TODAY: Inauguration day is here and U.S. intelligence agencies are investigating business dealings between Moscow and Trump officials; likelihood of immediate improvement to U.S.-Russia relations dwindling; Facebook suspends RT coverage over copyright infringement; Moscow alleges bias against its form of reporting; Kremlin will not make payout to former Yukos shareholders, flouting landmark ECHR decision; Amnesty decries new plans to decriminalise domestic assault.

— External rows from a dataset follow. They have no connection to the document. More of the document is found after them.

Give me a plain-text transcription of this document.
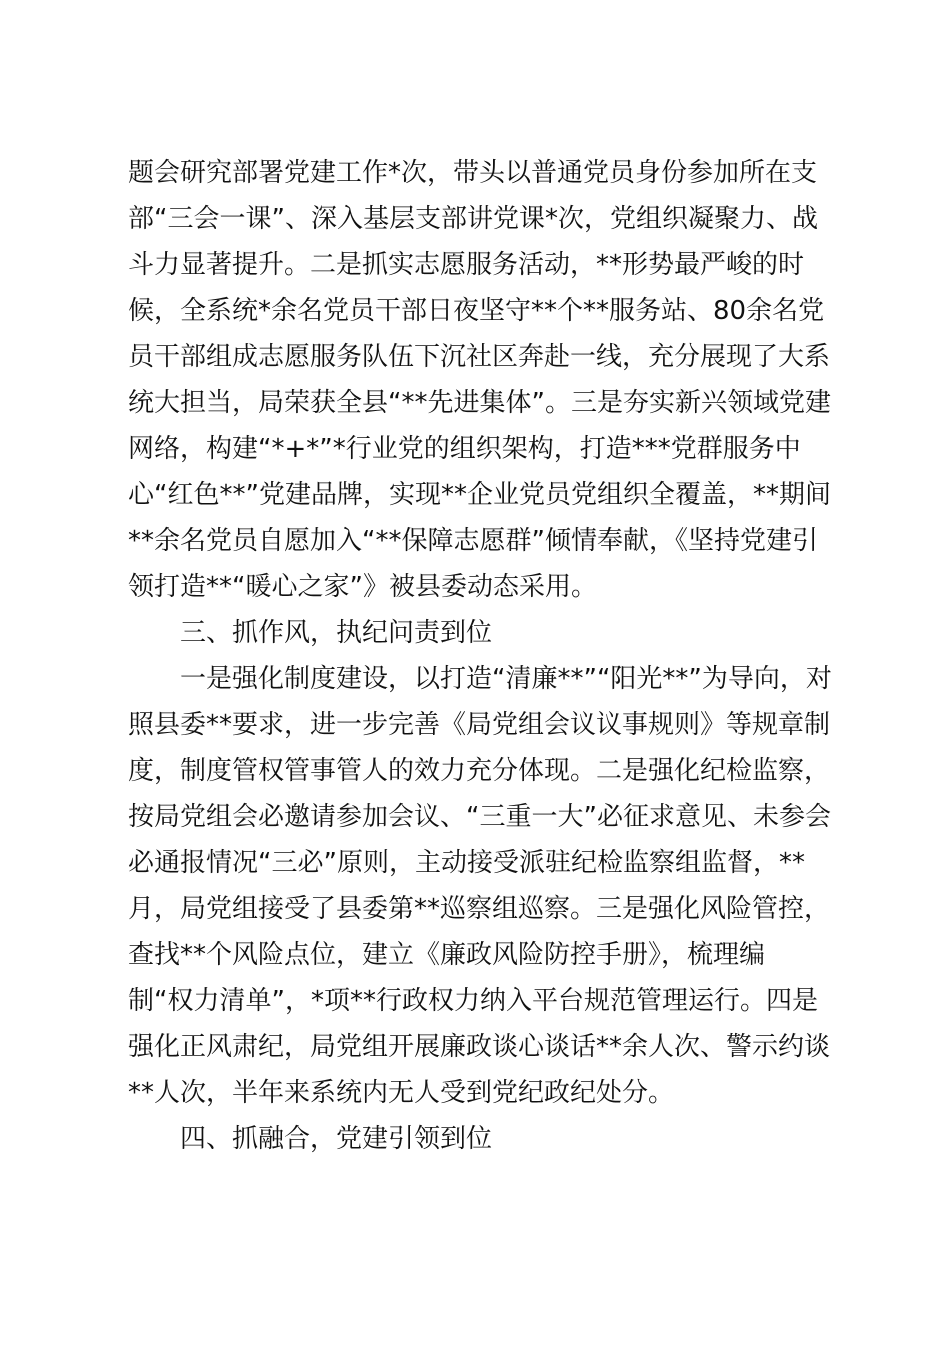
题会研究部署党建工作*次，带头以普通党员身份参加所在支
部“三会一课”、深入基层支部讲党课*次，党组织凝聚力、战
斗力显著提升。二是抓实志愿服务活动，**形势最严峻的时
候，全系统*余名党员干部日夜坚守**个**服务站、80余名党
员干部组成志愿服务队伍下沉社区奔赴一线，充分展现了大系
统大担当，局荣获全县“**先进集体”。三是夯实新兴领域党建
网络，构建“*+*”*行业党的组织架构，打造***党群服务中
心“红色**”党建品牌，实现**企业党员党组织全覆盖，**期间
**余名党员自愿加入“**保障志愿群”倾情奉献，《坚持党建引
领打造**“暖心之家”》被县委动态采用。
三、抓作风，执纪问责到位
一是强化制度建设，以打造“清廉**”“阳光**”为导向，对
照县委**要求，进一步完善《局党组会议议事规则》等规章制
度，制度管权管事管人的效力充分体现。二是强化纪检监察，
按局党组会必邀请参加会议、“三重一大”必征求意见、未参会
必通报情况“三必”原则，主动接受派驻纪检监察组监督，**
月，局党组接受了县委第**巡察组巡察。三是强化风险管控，
查找**个风险点位，建立《廉政风险防控手册》，梳理编
制“权力清单”，*项**行政权力纳入平台规范管理运行。四是
强化正风肃纪，局党组开展廉政谈心谈话**余人次、警示约谈
**人次，半年来系统内无人受到党纪政纪处分。
四、抓融合，党建引领到位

On the eve of Donald Trump’s inauguration, the New York Times reports that American intelligence agencies have intercepted communications in an investigation into possible political and financial links between Russia and associates of Donald Trump. Former campaign manager Paul Manafort, who previously worked for oligarchs like Rinat Akhmetov, Dmitry Firtash and Oleg Deripaska is a target, as are other Moscow-friendly Trump associates Carter Page and Roger Stone. The agencies have apparently chosen to speak out now, as once Trump is inaugurated, he will have the power to stop some of the investigative work they are undertaking. For the Kremlin, the Trump presidency is apparently seeming less and less sweet, as the controversy about hacking is pushing some top Republicans to take a harsher stance on Moscow, and the matter of sanctions. Bloomberg considers the investment perspective and notes it unlikely that sanctions would be lifted immediately. Things always starts out well when a new President arrives, says the Moscow Times, but ‘much as the bread always lands butter-side-down, Russia welcomes every new president warmly, and U.S.-Russian relations tend to start promisingly – only to end poorly and then to begin anew’. Indeed the head of Russia’s State Duma Committee on Foreign Affairs, Leonid Slutsky, has refuted the possibility of a ‘quick fix’ and urged caution in moves to improve relations. None of this has deterred a group of gunsmiths in Zlatoust from making a commemorative two-pound coin reading ‘In Trump We trust’.
Kremlin-backed news outlet RT is at loggerheads with Facebook, after the social network temporarily suspended its right to share content in the wake of a copyright dispute, for a period that would prevent them from sharing coverage of the Trump inauguration. RT representatives have accused Washington of political interference and authorities in Moscow says they could retaliate with similar moves against U.S.-based media. As part of the FBI’s search for hackers, a Russian programmer has reportedly been arrested whilst on holiday in Spain. The Constitutional Court has rejected a ruling by the European Court of Human Rights to pay $1.9 billion in compensation to the former shareholders of defunct oil company Yukos, on the basis that it violates the Russian constitution.
First Deputy Prime Minister Igor Shuvalov apparently believes that Russia’s economy could grow by 2% in 2017. This article examines how, as global attention is distracted by Syria and Trump, the Kremlin is seeking to extend its influence in the Balkans. Amnesty International has urged Russia not to adopt legislation that would decriminalise certain types of abuse in the family home, calling it a ‘sickening attempt to trivialize domestic violence’.